How-to Wire a Gauge Panel
Wiring a car may seem like a daunting process, but hey, so is building a car. The key is to break the larger project down into smaller, more manageable chunks. Lucky for me, I had a wiring pro at my side showing me the proper way to wire my little grey ’33 coupe.
This is how the back of the dash panel looked when we started.
A Painless Wiring kit will come with a bunch of little ends which you are supposed to simply crimp to the end of your gauge wires. But as Tim shook his head, he told me we would do this the right way. He clipped off the little plastic piece from each wire end, stripped the wire, fed it through a ring (or eyelet) terminal and soldered it into place permanently. Then he placed a piece of shrink tube around the wire's new terminal and heated it, protecting the terminal and making the wire look nice.
We started with an easy and obvious string. Each gauge needs a ground wire, so we needed to string those gauges together using the ground. He cut small lengths of black wire to stretch between each gauge, attaching a ring terminal with solder and shrink tube as he went. Eventually, all five gauges were connected with one clean string of ground wire. Tim assured me that shortcutting grounding was not a good idea.

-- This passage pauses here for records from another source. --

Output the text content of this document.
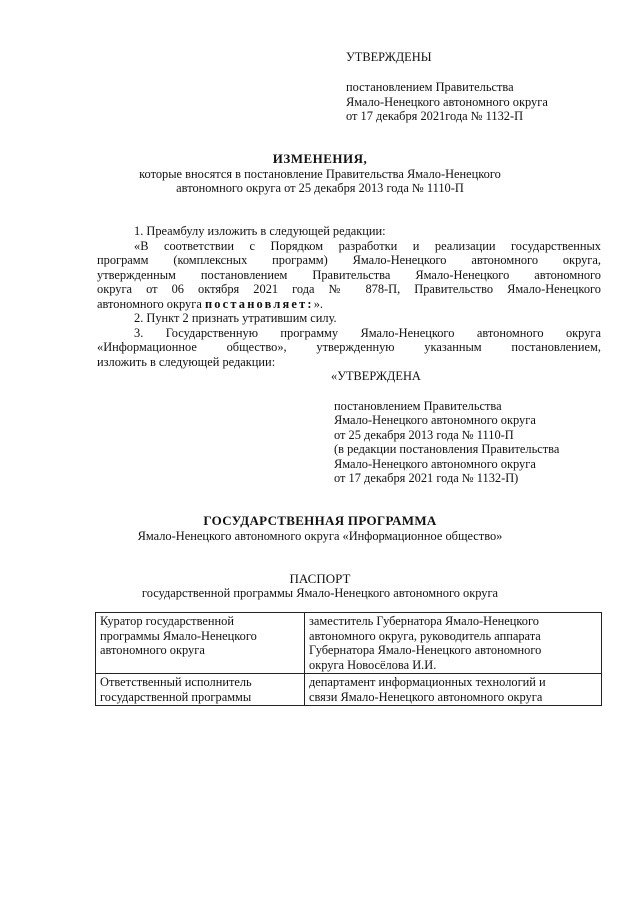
УТВЕРЖДЕНЫ
постановлением Правительства
Ямало-Ненецкого автономного округа
от 17 декабря 2021года № 1132-П
ИЗМЕНЕНИЯ,
которые вносятся в постановление Правительства Ямало-Ненецкого
автономного округа от 25 декабря 2013 года № 1110-П
1. Преамбулу изложить в следующей редакции:
«В соответствии с Порядком разработки и реализации государственных
программ (комплексных программ) Ямало-Ненецкого автономного округа,
утвержденным постановлением Правительства Ямало-Ненецкого автономного
округа от 06 октября 2021 года № 878-П, Правительство Ямало-Ненецкого
автономного округа постановляет:».
2. Пункт 2 признать утратившим силу.
3. Государственную программу Ямало-Ненецкого автономного округа
«Информационное общество», утвержденную указанным постановлением,
изложить в следующей редакции:
«УТВЕРЖДЕНА
постановлением Правительства
Ямало-Ненецкого автономного округа
от 25 декабря 2013 года № 1110-П
(в редакции постановления Правительства
Ямало-Ненецкого автономного округа
от 17 декабря 2021 года № 1132-П)
ГОСУДАРСТВЕННАЯ ПРОГРАММА
Ямало-Ненецкого автономного округа «Информационное общество»
ПАСПОРТ
государственной программы Ямало-Ненецкого автономного округа
Куратор государственной
программы Ямало-Ненецкого
автономного округа	заместитель Губернатора Ямало-Ненецкого
автономного округа, руководитель аппарата
Губернатора Ямало-Ненецкого автономного
округа Новосёлова И.И.

Ответственный исполнитель
государственной программы	департамент информационных технологий и
связи Ямало-Ненецкого автономного округа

Each gauge has a light bulb, so he did the same thing to string them together, this time with a grey wire, plus he separated the sides. The three wires on the left were shrinked together and the two wires on the right were shrinked together. The two sets were brought together with a third wire (brown). The brown wire will be the one going to the power source to light the gauges. Then he soldered all the wires together with the brown wire, to ensure a good connection. Then more shrink tube to help protect this connection.
To power the gauges, Tim used a red wire with a white stripe. All five gauges were strung together. And other one-off wires were prepared and attached to the gauges.
To make removal of the dash a snap, Tim used WeatherPaks. This way, we only need to disconnect three or four pak connectors to remove the dash. He grouped the wires and each group was neatly shrinked together. Then he slipped an iddy bitty green rubber seal onto each wire end. Then it was time to strip the wires, attach a special WeatherPak terminal with a crimper, and solder the ends to the wire. He slid that green piece down and crimped it into the metal end.
Then he snapped them into the WeatherPak connector. To make everything tidy, he wire-tied the two sets together.